Metabolomics in our lab delves deep into the world of small-molecule intermediates, aiming to unravel the full potential of biochemical pathways. One of our key areas of interest is “zombie” metabolism: the unexpected persistence of enzymatic activity in cell-free extracts long after cells have been broken open. By mapping and quantifying these hidden metabolic networks, we gain insights into how leftover enzymatic cascades can impact protein synthesis, resource consumption, and overall reaction dynamics. This detailed, high-resolution picture of cell-free metabolite profiles empowers us to fine-tune reaction conditions, boost protein yields, and design next-generation cell-free systems that are faster, more efficient, and tailored to meet diverse user needs.
Example Projects
Exploring the Crabtree Effect in Yeast via Metabolomics
The Crabtree (CT) effect is a metabolic phenomenon where yeast perform aerobic fermentation of glucose to ethanol in glucose- and oxygen-rich environments, rather than the expected metabolism of aerobic respiration.
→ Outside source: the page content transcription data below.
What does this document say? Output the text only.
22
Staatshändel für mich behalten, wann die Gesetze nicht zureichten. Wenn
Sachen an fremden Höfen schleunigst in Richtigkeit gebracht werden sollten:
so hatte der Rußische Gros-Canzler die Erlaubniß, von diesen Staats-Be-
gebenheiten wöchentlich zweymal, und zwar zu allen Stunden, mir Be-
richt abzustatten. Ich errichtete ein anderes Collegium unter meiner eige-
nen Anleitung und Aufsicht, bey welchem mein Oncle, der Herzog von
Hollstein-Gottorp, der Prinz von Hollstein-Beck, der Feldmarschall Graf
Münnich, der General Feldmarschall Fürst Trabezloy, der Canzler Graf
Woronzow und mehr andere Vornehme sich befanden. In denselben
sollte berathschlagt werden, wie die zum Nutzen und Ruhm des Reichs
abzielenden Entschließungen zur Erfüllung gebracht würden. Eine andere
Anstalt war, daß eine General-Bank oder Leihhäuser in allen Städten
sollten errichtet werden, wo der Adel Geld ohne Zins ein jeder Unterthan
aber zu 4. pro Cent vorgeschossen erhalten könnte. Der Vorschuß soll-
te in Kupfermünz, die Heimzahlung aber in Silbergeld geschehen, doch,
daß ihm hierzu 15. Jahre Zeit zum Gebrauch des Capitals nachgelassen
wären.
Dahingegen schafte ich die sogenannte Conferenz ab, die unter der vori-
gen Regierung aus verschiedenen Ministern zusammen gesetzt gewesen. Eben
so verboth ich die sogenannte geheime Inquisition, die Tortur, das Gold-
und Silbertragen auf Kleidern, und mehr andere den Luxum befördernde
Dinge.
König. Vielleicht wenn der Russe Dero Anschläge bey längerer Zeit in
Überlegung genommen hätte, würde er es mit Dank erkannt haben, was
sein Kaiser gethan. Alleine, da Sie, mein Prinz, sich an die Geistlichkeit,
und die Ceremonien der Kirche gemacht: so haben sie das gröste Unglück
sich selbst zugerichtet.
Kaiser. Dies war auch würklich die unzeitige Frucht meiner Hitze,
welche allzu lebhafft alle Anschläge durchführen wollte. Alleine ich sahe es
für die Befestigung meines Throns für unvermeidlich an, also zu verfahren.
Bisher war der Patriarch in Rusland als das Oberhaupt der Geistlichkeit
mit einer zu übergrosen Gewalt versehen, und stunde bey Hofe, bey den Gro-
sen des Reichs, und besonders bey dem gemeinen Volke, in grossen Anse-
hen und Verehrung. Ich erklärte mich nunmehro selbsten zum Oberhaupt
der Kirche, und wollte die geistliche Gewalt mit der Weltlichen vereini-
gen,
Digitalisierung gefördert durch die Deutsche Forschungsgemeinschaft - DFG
Yeast that prefer to ferment in aerobic, high glucose conditions are called CT positive, and yeast species that prefer to respire are called CT negative. Although we know what genes control the onset of the CT effect, how these genes affect metabolism to initiate this response is still unclear. We are utilizing metabolomics analysis to study the CT effect by exploring how individual genes affect yeast fermentation and respiration. Metabolomics allows us to track the changes of individual metabolites that are involved the chemical reactions of metabolism. We are interested in exploring how the deletion of genes involved in the CT effect affect the fermentative and respiratory metabolism of CT-positive and -negative yeast. With this information, we will be able to compare the differences between CT-positive and -negative yeast to better understand how they may have evolved. This project can also aid in a more targeted approached to metabolically engineer these different species for optimal ethanol production. Lastly, this project can provide us with new insights on the CT effect that may be applicable to other organisms, such as cancer, that share a similar metabolism to CT positive yeast.